Aber wo soll dieses Geld herkommen? Wir haben da einige Ideen:
1. Das Ehegattensplitting
Zum Beispiel könnte eine Reformierung des Ehegattensplittings viele Milliarden freisetzen, laut diversen Kalkulationen sogar bis zu 20 Milliarden, wenn es komplett abgeschafft würde. Und nein, eine Reform bedeutet nicht zwingend die Abschaffung, sondern eine Umgestaltung, etwa hin zu einem Familiensplitting.
2. Das Elterngeld
Ein anderer Ansatzpunkt wäre die Reform des Elterngeldes. Wie kann man dieses gleichberechtigter gestalten und mehr Mütter früher zurück in die Erwerbstätigkeit bringen? Natürlich: Indem es auch für die Väter mehr Anreize gibt, zuhause zu bleiben und Carearbeit zu übernehmen. Das würde zwar erstmal Geld kosten, aber durch steigende Erwerbstätigkeit käme mehr Einkommenssteuer in die Staatskasse. Das ist ein wichtiger Punkt: Erwerbstätigkeit, das Zauberwort, das auch in Bezug auf Ausbau der Betreuung immer wieder fällt.
3. Die Kinderlosen und Unternehmen
Und dann die brisante Idee, Kinderlose stärker zur Kasse zu bitten. Hierfür würde der Weg, der bei der Pflegeversicherung bereits gegangen wird auf andere Bereiche übertragen werden. Für ungewollt Kinderlose sicherlich eine doppelte (emotionale) Belastung – für die Gesamtgesellschaft aber ein Gedanke über den gesprochen werden sollte.
Oder wie wäre es, wenn große Unternehmen einen Beitrag leisten müssten? Eine Pauschalgebühr, um Kinderbetreuung zu ermöglichen und Elterngeld zu finanzieren. Die Unternehmen profitieren schließlich maßgeblich, wenn die Leute mehr und früher in der Familienphase arbeiten können.
Und hier kommen wir zu einem Punkt, der in Zeiten von Fachkräftemangel wichtig ist: Unternehmen möchten, dass möglichst viele Menschen arbeiten kommen. Also warum nicht das gesamte Betreuungssystem ein wenig umkrempeln und Anreize für Unternehmen schaffen, Betreuungsmöglichkeiten für ihre Beschäftigten zu bieten?
Es sind große Fragen, es sind wichtige Fragen.
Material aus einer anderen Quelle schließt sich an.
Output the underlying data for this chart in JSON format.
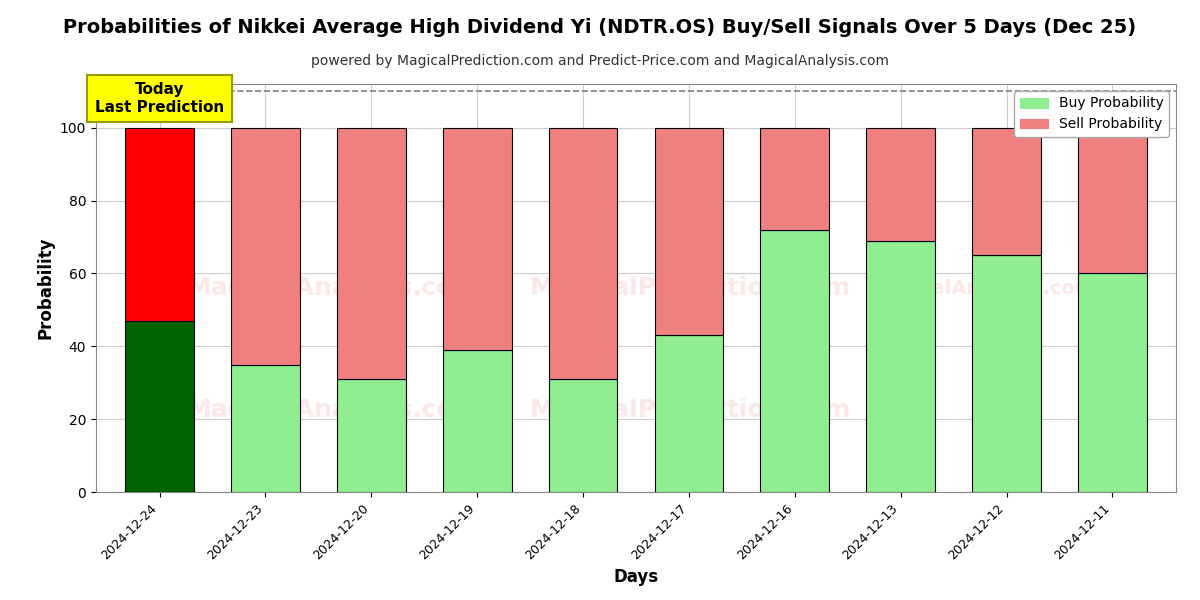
{
  "title": "Probabilities of Nikkei Average High Dividend Yi (NDTR.OS) Buy/Sell Signals Over 5 Days (Dec 25)",
  "subtitle": "powered by MagicalPrediction.com and Predict-Price.com and MagicalAnalysis.com",
  "xlabel": "Days",
  "ylabel": "Probability",
  "dates": [
    "2024-12-24",
    "2024-12-23",
    "2024-12-20",
    "2024-12-19",
    "2024-12-18",
    "2024-12-17",
    "2024-12-16",
    "2024-12-13",
    "2024-12-12",
    "2024-12-11"
  ],
  "buy_values": [
    47,
    35,
    31,
    39,
    31,
    43,
    72,
    69,
    65,
    60
  ],
  "sell_values": [
    53,
    65,
    69,
    61,
    69,
    57,
    28,
    31,
    35,
    40
  ],
  "buy_colors": [
    "#006400",
    "#90EE90",
    "#90EE90",
    "#90EE90",
    "#90EE90",
    "#90EE90",
    "#90EE90",
    "#90EE90",
    "#90EE90",
    "#90EE90"
  ],
  "sell_colors": [
    "#FF0000",
    "#F08080",
    "#F08080",
    "#F08080",
    "#F08080",
    "#F08080",
    "#F08080",
    "#F08080",
    "#F08080",
    "#F08080"
  ],
  "today_box_color": "#FFFF00",
  "today_label": "Today\nLast Prediction",
  "ylim": [
    0,
    112
  ],
  "yticks": [
    0,
    20,
    40,
    60,
    80,
    100
  ],
  "dashed_line_y": 110,
  "legend_buy_color": "#90EE90",
  "legend_sell_color": "#F08080",
  "legend_buy_label": "Buy Probability",
  "legend_sell_label": "Sell Probability",
  "background_color": "#ffffff",
  "grid_color": "#cccccc",
  "bar_edge_color": "#000000",
  "title_fontsize": 14,
  "subtitle_fontsize": 10,
  "watermark1_text": "MagicalAnalysis.com",
  "watermark2_text": "MagicalPrediction.com",
  "watermark3_text": "MagicalAnalysis.com",
  "watermark4_text": "MagicalPrediction.com"
}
Die gesellschaftliche und politische Diskussion rund um die Kindergrundsicherung ist in vollem Gange. Ende August hat sich das Bundeskabinett geeinigt ab 2025 2,4 Milliarden zusätzlich für die Kindergrundsicherung bereitzustellen. Das Ziel ist den Grundbetrag einzuführen und Leistungen leichter zugänglich zu machen (Stichwort: Von der Hol- zur Bringschuld). Auch wenn dieser Kompromiss vermutlich die Kinderarmut nicht lösen wird, so ist es ein erster Schritt. Doch aus unserer Sicht, darf es nicht der letzte sein. Denn am Ende des Tages geht es nicht nur um Zahlen, sondern um die Zukunft unserer Kinder.